I enjoyed reading through this thread. What I like is all the different perspectives. I think hearing different peoples perspectives and opinions is more insightful then if everyone is in agreement.
Someone on here made a very wise statement. You don't have to make the when decision now unless it is at 62. You can go on year by year or even month by month evaluating based on your situation and decide when to make the plunge
Everyone's situation is different. Opensocialsecurity.com is a great site and recommended I take it at 70 with my wife at 66. She should then file for spousal support at 70. The difference though was around $100K over lifetime taking it at 65 vs 70 per their model.
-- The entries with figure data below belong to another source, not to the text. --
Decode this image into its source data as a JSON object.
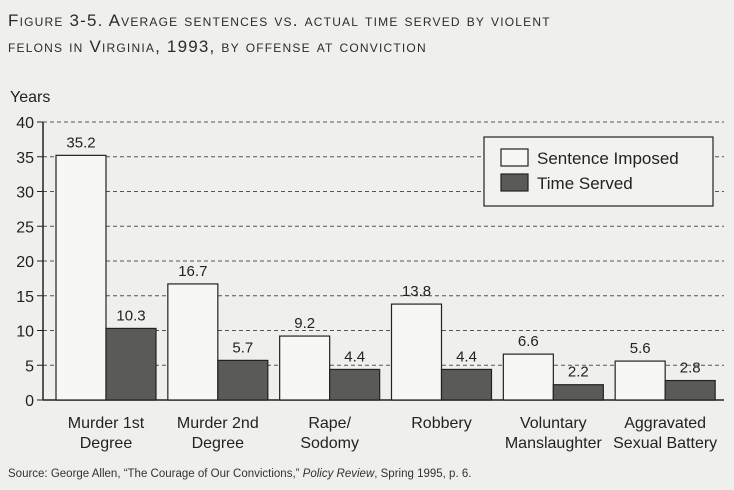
{
  "title_line1": "Figure 3-5. Average sentences vs. actual time served by violent",
  "title_line2": "felons in Virginia, 1993, by offense at conviction",
  "source_prefix": "Source: George Allen, “The Courage of Our Convictions,” ",
  "source_journal": "Policy Review",
  "source_suffix": ", Spring 1995, p. 6.",
  "colors": {
    "imposed_fill": "#f7f7f5",
    "served_fill": "#5a5a58",
    "grid": "#555555"
  },
  "chart_data": {
    "type": "bar",
    "ylabel": "Years",
    "ylim": [
      0,
      40
    ],
    "yticks": [
      0,
      5,
      10,
      15,
      20,
      25,
      30,
      35,
      40
    ],
    "grid": "dashed horizontal",
    "legend_position": "top-right",
    "categories": [
      [
        "Murder 1st",
        "Degree"
      ],
      [
        "Murder 2nd",
        "Degree"
      ],
      [
        "Rape/",
        "Sodomy"
      ],
      [
        "Robbery"
      ],
      [
        "Voluntary",
        "Manslaughter"
      ],
      [
        "Aggravated",
        "Sexual Battery"
      ]
    ],
    "series": [
      {
        "name": "Sentence Imposed",
        "values": [
          35.2,
          16.7,
          9.2,
          13.8,
          6.6,
          5.6
        ],
        "labels": [
          "35.2",
          "16.7",
          "9.2",
          "13.8",
          "6.6",
          "5.6"
        ]
      },
      {
        "name": "Time Served",
        "values": [
          10.3,
          5.7,
          4.4,
          4.4,
          2.2,
          2.8
        ],
        "labels": [
          "10.3",
          "5.7",
          "4.4",
          "4.4",
          "2.2",
          "2.8"
        ]
      }
    ]
  }
}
I then modeled in my spread sheet 4 scenarios, 62, 65, 67, and 70 with my wife taking hers at 67. All had spousal benefits
I assumed tax rates would go up in 2026
I looked at a very conservative ROI of 2.5%
I included my pension
I added my RMDs based on projected balances to the IRS table
There are several years I can live on pension and cash so I can do Roth Conversions to 12%.
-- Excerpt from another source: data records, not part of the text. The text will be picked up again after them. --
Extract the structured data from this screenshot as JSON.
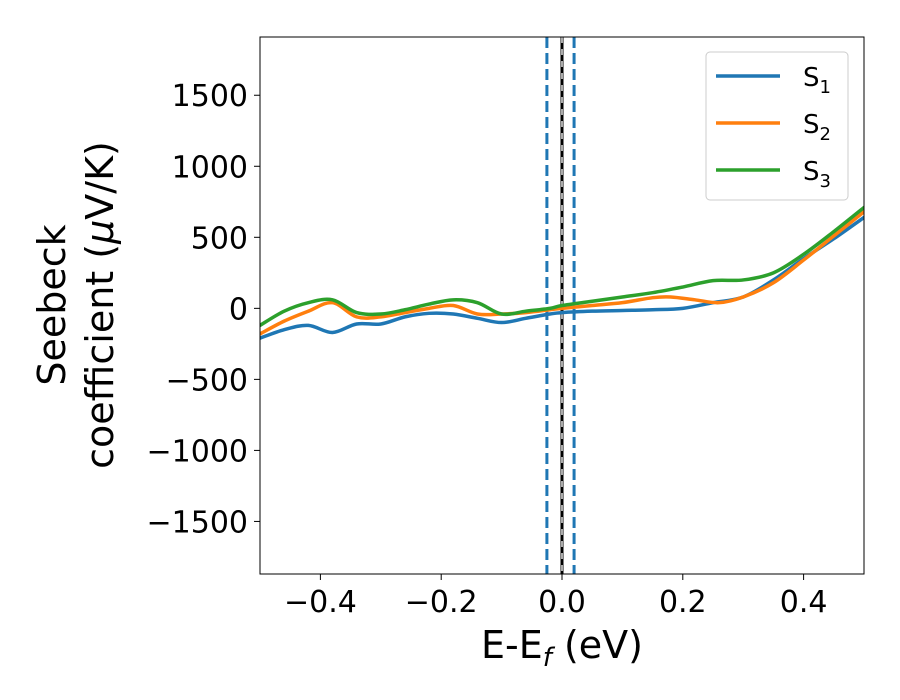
{
  "chart_data": {
    "type": "line",
    "xlabel": "E-E",
    "xlabel_sub": "f",
    "xlabel_unit": " (eV)",
    "ylabel_line1": "Seebeck",
    "ylabel_line2": "coefficient  (",
    "ylabel_mu": "μ",
    "ylabel_unit_end": "V/K)",
    "xlim": [
      -0.5,
      0.5
    ],
    "ylim": [
      -1870,
      1910
    ],
    "xticks": [
      -0.4,
      -0.2,
      0.0,
      0.2,
      0.4
    ],
    "xtick_labels": [
      "−0.4",
      "−0.2",
      "0.0",
      "0.2",
      "0.4"
    ],
    "yticks": [
      -1500,
      -1000,
      -500,
      0,
      500,
      1000,
      1500
    ],
    "ytick_labels": [
      "−1500",
      "−1000",
      "−500",
      "0",
      "500",
      "1000",
      "1500"
    ],
    "grid": false,
    "legend_position": "top-right",
    "vlines": [
      {
        "x": -0.025,
        "style": "dashed",
        "color": "#1f77b4"
      },
      {
        "x": 0.02,
        "style": "dashed",
        "color": "#1f77b4"
      },
      {
        "x": 0.0,
        "style": "solid",
        "color": "#000000"
      },
      {
        "x": 0.0,
        "style": "dashed",
        "color": "#aaaaaa"
      }
    ],
    "series": [
      {
        "name": "S",
        "sub": "1",
        "color": "#1f77b4",
        "x": [
          -0.5,
          -0.46,
          -0.42,
          -0.38,
          -0.34,
          -0.3,
          -0.26,
          -0.22,
          -0.18,
          -0.14,
          -0.1,
          -0.06,
          -0.02,
          0.0,
          0.05,
          0.1,
          0.15,
          0.2,
          0.25,
          0.3,
          0.35,
          0.4,
          0.45,
          0.5
        ],
        "y": [
          -210,
          -150,
          -120,
          -170,
          -110,
          -110,
          -60,
          -35,
          -40,
          -70,
          -100,
          -70,
          -40,
          -30,
          -20,
          -15,
          -10,
          0,
          40,
          80,
          200,
          350,
          490,
          640
        ]
      },
      {
        "name": "S",
        "sub": "2",
        "color": "#ff7f0e",
        "x": [
          -0.5,
          -0.46,
          -0.42,
          -0.38,
          -0.34,
          -0.3,
          -0.26,
          -0.22,
          -0.18,
          -0.14,
          -0.1,
          -0.06,
          -0.02,
          0.0,
          0.05,
          0.1,
          0.15,
          0.18,
          0.22,
          0.26,
          0.3,
          0.35,
          0.4,
          0.45,
          0.5
        ],
        "y": [
          -180,
          -90,
          -20,
          40,
          -60,
          -60,
          -30,
          0,
          20,
          -40,
          -40,
          -30,
          -10,
          0,
          20,
          40,
          75,
          80,
          60,
          40,
          80,
          180,
          340,
          510,
          680
        ]
      },
      {
        "name": "S",
        "sub": "3",
        "color": "#2ca02c",
        "x": [
          -0.5,
          -0.46,
          -0.42,
          -0.38,
          -0.34,
          -0.3,
          -0.26,
          -0.22,
          -0.18,
          -0.14,
          -0.1,
          -0.06,
          -0.02,
          0.0,
          0.05,
          0.1,
          0.15,
          0.2,
          0.25,
          0.3,
          0.35,
          0.4,
          0.45,
          0.5
        ],
        "y": [
          -120,
          -20,
          40,
          60,
          -30,
          -40,
          -10,
          30,
          60,
          40,
          -40,
          -20,
          0,
          20,
          50,
          80,
          110,
          150,
          195,
          200,
          250,
          380,
          540,
          710
        ]
      }
    ]
  }
}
Other scenarios showed different curves and break even points, but this one showed taking it at 65 was best up until age 91, and then 67 and 70 were better. In the scenario where I did not do Roth's and didn't live off of cash for a few years, the breakeven was 83-85
Yes I modeled to age 110, I am optimistic
So what am I going to do with this data? I am 60 so I will relook at it every year. If it still shows the same thing at 62 then I will wait and relook every year until I decide to file. I don't take this as the absolute truth, but it does suggest taking Roth's to 12% will reduce my RMDs which will reduce my tax burden. That isn't the decider, but a variable to when I should take SS
Taking SS at 62 doesn't give me those few years to live off of cash is what I see to maximize my Roth contribution to 12%. I don't have enough cash to do this past 64 so why 65 starts looking good.
That's just me and one scenario I could go down. Other scenarios change the answer, but I don't have to make the decision now and can wait and see what the market does and how much I spend over the next few years.